Sometimes you just need to take a nap, again
Wooler Travel Blog› entry 15 of 19 › view all entries
So, after yesterday, I just couldn't face my hiking boots or the potential for more rain and mud. I was pooped! So I told my roommate to tell the hike leader I wouldn't be joining them today. It was only 8 miles and it was going to include St. Cuthbert's hermitage cave (which I really did want to see) but, again, I was pooped!
I decided to lay down again after breakfast for another hour of sleep. I woke up 4 hours later (1 pm) when housekeeping finally knocked and asked if they could make up the room!
Oh, crap, apparently I was even more tired than I thought! Time to get up and out.
I wandered into town (eventually) and did a little internettin'. Walked around town, twice (it's not a big town).
One of my stops in town was a funky used bookstore / antiques / catch-all place.
They were sorta kinda organized. Well, there were taped labels on some of the shelves that more or less matched the books on the shelves.
Except when they didn't.
There seemed to be a fairly shallow representation of the world of literature and it often seemed to stop somewhere in the 70s. I wandered a bit through the incredibly cramped warren of rooms. In the very back of the store, there was a door that stuck. But it did eventually open (it was OK to yank it open, yes?) and I found another room full of books.
This room wasn't even remotely organized, though it was apparently meant to be a public room. Books were piled on each other, with no effort to even turn the spines out so you could determine what they title was. If you found one you were interested, there was a better than average chance that there were 10 - 20 other books teetering precariously on top of it. Yet, they did seem to be available for purchase, oddly enough (I was pretty sure it wasn't a storeroom). Some of the books were even displayed in the conventional manner.
There was a nervous little man there who kept peering at me. I later realized that he had wanted to close up early but I'd wandered in just about that time. Apparently this store is as much hobby as business and it makes him kinda nervous when people actually come in to buy things.
I picked up two books, just in case I run out on the airplane -- a thin volume on Roman and Anglo-Saxon English history and a slim hardback of a mystery at a modern convent (well, "modern" as in the 1970s). Paid for them and freed the owner to lock himself safely in again.
It was a lovely day to have a wander. The town is as hilly as the trails have been, so I don't feel as bad as not being out hiking as I might have otherwise.I have learned that it's one thing to walk a day, it's quite another thing to be able to do it again the next day. Stamina stamina stamina.

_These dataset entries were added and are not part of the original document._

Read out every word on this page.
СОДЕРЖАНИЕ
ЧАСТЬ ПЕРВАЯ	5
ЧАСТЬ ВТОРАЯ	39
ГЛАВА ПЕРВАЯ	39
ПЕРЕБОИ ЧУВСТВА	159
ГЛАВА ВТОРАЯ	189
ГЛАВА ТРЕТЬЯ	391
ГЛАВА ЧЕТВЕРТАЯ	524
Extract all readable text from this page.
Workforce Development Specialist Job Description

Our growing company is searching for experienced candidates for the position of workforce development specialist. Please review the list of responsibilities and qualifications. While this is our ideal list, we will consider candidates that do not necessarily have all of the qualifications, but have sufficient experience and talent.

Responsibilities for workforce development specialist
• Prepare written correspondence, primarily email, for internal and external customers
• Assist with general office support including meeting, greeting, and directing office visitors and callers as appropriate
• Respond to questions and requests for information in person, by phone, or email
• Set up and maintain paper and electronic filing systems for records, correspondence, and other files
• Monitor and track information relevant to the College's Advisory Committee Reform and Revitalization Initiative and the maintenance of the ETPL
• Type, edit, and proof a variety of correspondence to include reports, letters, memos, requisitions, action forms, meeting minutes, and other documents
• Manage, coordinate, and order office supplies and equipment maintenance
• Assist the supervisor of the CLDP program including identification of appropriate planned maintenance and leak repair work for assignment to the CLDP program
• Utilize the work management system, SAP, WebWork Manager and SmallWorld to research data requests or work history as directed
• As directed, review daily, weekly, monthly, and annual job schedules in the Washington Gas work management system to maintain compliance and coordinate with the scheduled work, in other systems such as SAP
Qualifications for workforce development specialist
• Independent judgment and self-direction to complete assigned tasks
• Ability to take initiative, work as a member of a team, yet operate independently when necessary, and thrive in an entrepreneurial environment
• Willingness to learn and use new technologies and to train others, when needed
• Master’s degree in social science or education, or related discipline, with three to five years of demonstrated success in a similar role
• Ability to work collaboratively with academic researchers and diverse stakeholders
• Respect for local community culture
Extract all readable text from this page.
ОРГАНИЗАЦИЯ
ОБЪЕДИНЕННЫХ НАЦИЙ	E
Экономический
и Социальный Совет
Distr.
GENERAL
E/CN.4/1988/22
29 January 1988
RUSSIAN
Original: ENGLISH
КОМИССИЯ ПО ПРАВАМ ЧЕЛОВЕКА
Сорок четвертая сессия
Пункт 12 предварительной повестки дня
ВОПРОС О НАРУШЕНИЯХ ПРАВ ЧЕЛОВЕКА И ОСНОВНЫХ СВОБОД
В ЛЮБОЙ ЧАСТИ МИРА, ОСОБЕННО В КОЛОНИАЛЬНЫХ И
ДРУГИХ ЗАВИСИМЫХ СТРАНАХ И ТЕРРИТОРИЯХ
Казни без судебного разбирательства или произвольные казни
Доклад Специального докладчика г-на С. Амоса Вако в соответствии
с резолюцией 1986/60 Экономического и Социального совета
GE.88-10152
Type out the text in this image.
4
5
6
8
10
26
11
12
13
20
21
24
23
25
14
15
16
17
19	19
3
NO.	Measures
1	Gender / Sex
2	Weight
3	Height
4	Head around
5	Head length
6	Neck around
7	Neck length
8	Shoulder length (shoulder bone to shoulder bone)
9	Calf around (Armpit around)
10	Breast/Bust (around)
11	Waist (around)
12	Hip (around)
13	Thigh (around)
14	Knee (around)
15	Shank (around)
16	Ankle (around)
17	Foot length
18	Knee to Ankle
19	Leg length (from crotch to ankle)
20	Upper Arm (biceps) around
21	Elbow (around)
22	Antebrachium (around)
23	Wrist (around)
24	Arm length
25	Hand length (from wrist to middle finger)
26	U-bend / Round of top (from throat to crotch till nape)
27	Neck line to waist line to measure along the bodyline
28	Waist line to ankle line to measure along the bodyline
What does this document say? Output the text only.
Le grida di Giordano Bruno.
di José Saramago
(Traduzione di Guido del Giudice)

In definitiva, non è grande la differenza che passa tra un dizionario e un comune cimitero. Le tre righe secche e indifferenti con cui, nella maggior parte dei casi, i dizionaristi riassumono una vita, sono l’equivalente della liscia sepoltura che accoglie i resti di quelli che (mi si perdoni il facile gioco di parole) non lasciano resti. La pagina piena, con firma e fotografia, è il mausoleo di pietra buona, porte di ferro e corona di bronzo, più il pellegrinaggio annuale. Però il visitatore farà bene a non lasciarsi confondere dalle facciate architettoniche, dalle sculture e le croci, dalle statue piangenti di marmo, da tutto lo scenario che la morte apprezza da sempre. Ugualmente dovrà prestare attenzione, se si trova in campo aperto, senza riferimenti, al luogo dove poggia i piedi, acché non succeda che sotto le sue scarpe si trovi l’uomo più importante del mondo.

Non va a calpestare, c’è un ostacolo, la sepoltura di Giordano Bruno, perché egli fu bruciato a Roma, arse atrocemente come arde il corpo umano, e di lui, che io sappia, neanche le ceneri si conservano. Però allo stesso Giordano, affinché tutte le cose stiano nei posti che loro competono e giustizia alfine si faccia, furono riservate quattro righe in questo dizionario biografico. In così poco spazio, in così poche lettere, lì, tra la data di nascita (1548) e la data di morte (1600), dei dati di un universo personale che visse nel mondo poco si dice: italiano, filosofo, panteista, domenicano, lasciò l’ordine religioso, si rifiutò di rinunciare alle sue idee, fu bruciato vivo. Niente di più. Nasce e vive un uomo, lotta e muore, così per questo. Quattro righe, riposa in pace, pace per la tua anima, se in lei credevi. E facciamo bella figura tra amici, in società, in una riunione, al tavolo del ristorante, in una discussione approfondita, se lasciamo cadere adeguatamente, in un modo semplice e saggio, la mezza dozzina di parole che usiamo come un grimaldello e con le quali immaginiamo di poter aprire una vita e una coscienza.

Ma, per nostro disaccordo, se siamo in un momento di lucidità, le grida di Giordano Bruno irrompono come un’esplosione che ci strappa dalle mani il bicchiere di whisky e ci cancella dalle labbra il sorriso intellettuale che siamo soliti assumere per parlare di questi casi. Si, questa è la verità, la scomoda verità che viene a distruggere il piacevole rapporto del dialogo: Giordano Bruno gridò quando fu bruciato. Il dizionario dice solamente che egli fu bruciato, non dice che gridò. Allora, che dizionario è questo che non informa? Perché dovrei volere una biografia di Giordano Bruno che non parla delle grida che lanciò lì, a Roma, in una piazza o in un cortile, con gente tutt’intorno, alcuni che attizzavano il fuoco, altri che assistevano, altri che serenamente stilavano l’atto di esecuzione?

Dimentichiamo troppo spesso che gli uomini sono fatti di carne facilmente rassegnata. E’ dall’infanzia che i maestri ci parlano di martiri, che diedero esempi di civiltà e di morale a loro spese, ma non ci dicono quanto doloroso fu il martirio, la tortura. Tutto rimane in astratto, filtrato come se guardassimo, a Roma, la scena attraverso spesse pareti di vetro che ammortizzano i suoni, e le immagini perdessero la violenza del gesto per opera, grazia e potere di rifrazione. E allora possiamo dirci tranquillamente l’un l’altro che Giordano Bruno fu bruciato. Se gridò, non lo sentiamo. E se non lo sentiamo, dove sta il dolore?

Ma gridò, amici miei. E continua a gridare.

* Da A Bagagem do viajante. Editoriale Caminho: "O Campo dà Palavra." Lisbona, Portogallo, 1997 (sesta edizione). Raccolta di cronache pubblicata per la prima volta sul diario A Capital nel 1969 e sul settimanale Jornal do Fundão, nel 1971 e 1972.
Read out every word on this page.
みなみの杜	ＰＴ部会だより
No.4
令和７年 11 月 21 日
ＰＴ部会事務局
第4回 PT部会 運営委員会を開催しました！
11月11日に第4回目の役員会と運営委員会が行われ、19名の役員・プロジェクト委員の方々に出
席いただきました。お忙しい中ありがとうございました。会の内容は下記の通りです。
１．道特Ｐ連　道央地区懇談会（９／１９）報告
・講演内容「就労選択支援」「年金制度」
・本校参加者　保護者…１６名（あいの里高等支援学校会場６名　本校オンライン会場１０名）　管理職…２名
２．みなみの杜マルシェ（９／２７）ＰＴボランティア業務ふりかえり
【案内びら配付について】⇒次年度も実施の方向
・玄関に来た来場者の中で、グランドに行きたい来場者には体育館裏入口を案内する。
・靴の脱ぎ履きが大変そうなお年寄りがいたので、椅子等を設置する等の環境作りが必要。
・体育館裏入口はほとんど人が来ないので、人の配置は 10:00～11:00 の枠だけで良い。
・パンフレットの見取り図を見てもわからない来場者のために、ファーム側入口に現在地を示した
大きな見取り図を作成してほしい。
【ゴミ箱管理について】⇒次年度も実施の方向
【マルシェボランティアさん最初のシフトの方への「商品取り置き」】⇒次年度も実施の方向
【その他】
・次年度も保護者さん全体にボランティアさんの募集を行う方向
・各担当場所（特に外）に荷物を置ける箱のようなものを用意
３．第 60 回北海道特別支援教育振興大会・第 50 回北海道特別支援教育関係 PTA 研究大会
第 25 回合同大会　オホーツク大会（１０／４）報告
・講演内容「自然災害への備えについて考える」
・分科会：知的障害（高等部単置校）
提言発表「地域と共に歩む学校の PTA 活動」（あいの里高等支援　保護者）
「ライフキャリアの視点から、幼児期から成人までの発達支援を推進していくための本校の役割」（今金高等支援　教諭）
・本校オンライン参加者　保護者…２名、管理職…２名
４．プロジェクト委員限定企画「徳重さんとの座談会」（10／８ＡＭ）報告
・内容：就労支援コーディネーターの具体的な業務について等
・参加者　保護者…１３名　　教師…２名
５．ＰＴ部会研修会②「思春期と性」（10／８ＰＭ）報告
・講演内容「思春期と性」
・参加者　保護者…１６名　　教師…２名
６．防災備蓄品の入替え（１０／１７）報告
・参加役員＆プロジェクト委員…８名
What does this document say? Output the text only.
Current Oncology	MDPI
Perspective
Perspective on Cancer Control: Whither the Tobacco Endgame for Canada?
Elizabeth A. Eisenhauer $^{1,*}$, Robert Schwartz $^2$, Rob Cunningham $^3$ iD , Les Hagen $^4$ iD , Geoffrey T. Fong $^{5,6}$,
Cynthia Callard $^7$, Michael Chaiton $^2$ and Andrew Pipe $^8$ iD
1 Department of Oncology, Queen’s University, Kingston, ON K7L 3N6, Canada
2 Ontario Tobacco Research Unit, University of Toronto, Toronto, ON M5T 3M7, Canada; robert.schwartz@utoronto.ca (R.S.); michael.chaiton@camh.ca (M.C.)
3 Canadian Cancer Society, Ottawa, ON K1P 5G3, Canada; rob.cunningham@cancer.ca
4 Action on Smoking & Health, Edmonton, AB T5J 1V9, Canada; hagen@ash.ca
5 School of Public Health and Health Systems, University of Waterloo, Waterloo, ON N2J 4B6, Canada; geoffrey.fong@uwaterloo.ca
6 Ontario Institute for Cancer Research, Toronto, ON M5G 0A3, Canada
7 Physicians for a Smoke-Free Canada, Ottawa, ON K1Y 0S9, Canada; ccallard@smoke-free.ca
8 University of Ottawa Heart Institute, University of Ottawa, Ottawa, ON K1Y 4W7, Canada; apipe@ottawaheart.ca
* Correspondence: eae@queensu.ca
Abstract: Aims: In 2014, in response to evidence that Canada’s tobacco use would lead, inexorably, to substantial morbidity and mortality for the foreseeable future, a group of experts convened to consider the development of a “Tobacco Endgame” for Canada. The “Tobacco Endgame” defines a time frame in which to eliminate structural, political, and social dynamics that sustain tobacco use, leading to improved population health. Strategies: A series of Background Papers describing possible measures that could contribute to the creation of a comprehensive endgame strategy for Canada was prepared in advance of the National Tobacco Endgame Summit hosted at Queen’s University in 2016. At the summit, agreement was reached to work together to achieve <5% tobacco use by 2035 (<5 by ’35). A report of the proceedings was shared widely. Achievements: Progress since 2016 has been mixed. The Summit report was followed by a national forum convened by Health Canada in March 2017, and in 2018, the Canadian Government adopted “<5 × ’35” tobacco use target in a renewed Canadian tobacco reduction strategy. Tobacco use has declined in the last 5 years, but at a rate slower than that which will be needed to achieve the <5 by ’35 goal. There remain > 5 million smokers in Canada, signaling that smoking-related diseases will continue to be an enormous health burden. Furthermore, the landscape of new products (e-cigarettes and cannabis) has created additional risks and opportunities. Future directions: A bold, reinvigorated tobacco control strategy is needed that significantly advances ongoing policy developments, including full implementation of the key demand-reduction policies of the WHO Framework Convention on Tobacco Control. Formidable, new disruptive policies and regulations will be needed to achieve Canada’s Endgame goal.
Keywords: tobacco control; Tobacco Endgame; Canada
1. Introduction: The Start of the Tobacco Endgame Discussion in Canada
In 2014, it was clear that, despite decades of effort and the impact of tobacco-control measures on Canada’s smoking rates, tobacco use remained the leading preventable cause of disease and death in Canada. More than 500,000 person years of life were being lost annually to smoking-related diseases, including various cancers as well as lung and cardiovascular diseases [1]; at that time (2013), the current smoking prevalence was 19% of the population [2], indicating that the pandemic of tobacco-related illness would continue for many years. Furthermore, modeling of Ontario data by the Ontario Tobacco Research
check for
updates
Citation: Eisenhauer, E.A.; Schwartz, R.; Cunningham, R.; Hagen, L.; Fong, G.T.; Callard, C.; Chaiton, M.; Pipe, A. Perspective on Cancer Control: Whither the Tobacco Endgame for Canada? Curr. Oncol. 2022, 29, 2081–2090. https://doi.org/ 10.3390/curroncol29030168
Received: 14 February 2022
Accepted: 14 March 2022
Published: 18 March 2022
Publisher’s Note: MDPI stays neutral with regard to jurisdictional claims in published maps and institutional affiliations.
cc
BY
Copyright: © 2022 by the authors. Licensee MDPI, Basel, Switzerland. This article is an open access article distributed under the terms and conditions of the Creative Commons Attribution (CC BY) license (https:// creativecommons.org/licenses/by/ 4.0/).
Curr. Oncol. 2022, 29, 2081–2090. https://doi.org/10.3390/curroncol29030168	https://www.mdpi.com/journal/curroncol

Mr. Slowpoke and his wife also took today off. The hike yesterday (they did all 13 miles) wrecked her feet and legs. After my two tours around town, I headed into the hotel pub (such a lovely place!) and found them. Also found out about all the excitement I missed this morning.
Since the Slowpokes weren't walking, they told the tour leader to take their cell phone number and call them if anyone found they couldn't finish the hike and needed to be picked up. 10 minutes after the group left they hotel, their cell phone rang.......turns out one of the walkers (Sylvia) tripped on the sidewalk (the sidewalk!) 200 yards from the hotel, fell face first onto the ground, and cut her head and broke her ankle!
Good thing the Slowpokes didn't go walking.
When I ran into them, they had just returned from the emergency room in Berwick-upon-Tweed, 15 miles away (the closest emergency room). Quite the morning of adventure! The biggest challenge was to get Sylvia to slow down on her crutches and actually let someone help her up the steps in the hotel! She was even thinking she might do a bit of walking tomorrow (her hiking buddy, Eva, vetoed that idea quite vehemently).
Everyone was all abuzz about the fall when they got back. They enjoyed the hike as well (though the cave is covered with grafitti, it turns out). Excellent views. Muddy but not too rainy.
I wish I could tell you more about the charms of hiking England today but, um, I slept through most of it.